To further assess the applicability of our method in a wider clinical context, it is crucial to develop and validate criteria for categorising tumour changes. Oxnard et al. [19] used geometric models to suggest equivalents of the RECIST classification criteria in the volume space. We note that given the small size and distribution of our data, we are unable to validate these thresholds based on our study because only 1 out of our 15 patients would be classified as ‘progressive disease’ and the rest ‘stable disease’. In addition, although these geometric model-derived thresholds provide good insight into potential volume response criteria, because they are based on standard geometric shapes, they may not lend well to the uneven shapes and irregular growth patterns of MPM. Currently, the issue of volume response criteria remains a contentious area requiring more work.

To further our work, larger patient datasets are needed. It would also be helpful to collect more detailed follow-up clinical data from the patients, such as measures of their quality of life and prognostic data, preferably stratified according to age, gender, and disease stage at diagnosis. These additional clinical data would enable us to better validate our method.

Due to the challenges in assessing the MPM tumour based on CT scans alone, there is a growing interest in employing metabolic imaging in MPM follow-ups [20, 21]. To this end, it might be helpful to examine the possibility of bridging the information obtained from segmented tumour volume to metabolic PET data, such as establishing a correlation between changes in the tumour’s metabolic output and a particular trend of morphological change in its shape.
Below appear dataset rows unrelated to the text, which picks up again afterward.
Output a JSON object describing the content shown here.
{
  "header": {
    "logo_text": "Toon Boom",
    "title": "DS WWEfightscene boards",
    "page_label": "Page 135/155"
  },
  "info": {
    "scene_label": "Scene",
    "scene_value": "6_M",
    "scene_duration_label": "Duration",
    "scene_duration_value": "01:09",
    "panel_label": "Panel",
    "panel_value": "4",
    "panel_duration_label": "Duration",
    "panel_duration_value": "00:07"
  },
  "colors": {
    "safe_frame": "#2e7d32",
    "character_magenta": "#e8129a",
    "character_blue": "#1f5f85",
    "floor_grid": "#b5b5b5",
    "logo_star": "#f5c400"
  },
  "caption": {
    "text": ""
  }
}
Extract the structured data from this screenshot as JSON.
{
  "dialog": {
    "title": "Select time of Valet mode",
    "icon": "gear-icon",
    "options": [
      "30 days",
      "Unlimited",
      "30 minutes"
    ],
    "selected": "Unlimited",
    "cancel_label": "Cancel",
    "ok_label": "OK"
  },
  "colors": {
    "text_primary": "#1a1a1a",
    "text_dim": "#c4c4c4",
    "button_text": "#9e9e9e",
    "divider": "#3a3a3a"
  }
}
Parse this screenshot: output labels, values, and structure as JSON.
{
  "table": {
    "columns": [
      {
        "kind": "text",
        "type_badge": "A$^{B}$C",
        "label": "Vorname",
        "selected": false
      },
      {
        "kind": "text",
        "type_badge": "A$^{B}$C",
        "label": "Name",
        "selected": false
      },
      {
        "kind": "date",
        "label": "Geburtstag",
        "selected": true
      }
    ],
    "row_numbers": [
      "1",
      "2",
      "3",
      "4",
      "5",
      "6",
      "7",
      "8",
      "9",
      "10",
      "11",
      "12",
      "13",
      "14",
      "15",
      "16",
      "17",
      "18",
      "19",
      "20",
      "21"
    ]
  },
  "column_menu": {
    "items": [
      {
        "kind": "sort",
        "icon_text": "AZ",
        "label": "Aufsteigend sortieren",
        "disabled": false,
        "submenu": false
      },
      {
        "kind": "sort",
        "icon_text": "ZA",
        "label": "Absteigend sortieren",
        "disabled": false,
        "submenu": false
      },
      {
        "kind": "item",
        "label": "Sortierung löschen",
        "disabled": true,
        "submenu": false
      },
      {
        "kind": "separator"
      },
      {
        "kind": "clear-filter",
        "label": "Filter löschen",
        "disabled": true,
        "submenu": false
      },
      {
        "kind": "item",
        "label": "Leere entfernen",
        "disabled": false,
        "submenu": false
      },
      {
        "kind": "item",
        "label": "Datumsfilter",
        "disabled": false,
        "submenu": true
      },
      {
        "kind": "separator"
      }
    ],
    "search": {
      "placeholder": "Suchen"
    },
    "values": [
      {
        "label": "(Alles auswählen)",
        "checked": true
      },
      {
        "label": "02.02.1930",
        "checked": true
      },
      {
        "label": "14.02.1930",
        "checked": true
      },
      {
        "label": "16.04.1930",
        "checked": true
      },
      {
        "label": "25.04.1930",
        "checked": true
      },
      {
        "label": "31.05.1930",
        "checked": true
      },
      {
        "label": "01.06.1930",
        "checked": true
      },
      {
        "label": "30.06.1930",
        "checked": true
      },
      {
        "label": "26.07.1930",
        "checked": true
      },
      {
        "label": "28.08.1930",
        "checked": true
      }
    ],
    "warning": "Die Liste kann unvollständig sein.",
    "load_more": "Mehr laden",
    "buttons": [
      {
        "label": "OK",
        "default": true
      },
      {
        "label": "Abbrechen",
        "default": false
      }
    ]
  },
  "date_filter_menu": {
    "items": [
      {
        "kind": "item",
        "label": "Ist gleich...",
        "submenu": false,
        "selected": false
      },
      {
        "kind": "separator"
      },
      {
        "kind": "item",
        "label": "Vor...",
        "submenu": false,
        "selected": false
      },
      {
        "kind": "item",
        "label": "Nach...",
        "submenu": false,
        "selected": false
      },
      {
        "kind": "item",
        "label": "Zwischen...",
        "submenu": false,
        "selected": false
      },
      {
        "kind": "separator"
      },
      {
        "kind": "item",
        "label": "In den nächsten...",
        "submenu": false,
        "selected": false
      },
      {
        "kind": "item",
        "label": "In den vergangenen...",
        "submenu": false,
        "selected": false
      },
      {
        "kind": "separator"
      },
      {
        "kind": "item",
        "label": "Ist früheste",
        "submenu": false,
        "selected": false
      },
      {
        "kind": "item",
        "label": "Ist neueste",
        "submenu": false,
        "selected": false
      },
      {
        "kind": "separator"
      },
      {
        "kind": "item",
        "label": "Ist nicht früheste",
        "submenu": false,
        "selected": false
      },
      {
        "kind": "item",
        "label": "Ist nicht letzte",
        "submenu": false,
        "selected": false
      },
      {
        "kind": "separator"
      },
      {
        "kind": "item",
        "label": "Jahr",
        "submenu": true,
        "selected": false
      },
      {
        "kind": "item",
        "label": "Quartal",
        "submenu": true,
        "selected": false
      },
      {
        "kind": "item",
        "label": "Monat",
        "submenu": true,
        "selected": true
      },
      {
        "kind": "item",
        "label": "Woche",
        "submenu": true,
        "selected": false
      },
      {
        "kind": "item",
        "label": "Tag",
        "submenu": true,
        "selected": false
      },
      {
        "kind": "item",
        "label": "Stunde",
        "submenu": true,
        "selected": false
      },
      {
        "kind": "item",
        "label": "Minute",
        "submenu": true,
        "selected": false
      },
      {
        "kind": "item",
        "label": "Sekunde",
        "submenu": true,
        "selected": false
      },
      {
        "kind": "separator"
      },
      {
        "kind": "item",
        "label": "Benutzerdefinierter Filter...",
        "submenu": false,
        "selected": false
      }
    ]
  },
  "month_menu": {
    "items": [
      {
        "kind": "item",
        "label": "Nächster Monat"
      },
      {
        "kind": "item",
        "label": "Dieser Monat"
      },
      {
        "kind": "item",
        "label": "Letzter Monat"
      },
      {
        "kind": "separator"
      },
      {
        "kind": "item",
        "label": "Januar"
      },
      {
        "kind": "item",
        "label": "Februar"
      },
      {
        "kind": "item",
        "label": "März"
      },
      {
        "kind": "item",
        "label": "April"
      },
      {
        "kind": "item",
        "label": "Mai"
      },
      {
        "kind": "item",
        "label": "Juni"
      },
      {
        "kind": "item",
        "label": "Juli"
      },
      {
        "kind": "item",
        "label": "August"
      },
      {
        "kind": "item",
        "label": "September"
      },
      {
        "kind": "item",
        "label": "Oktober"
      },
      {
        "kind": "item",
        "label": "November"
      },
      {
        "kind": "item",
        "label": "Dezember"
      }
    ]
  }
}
Currently, modified RECIST remains the standard approach to quantifying MPM in clinical practice, mostly due to its favourable prediction of patient survival and its existing wide acceptance in the radiological community. However, computer-aided volume-based methods, such as the one presented in this paper, are emerging as a new tactic to the clinical problem, for their automated action and better performance consistency.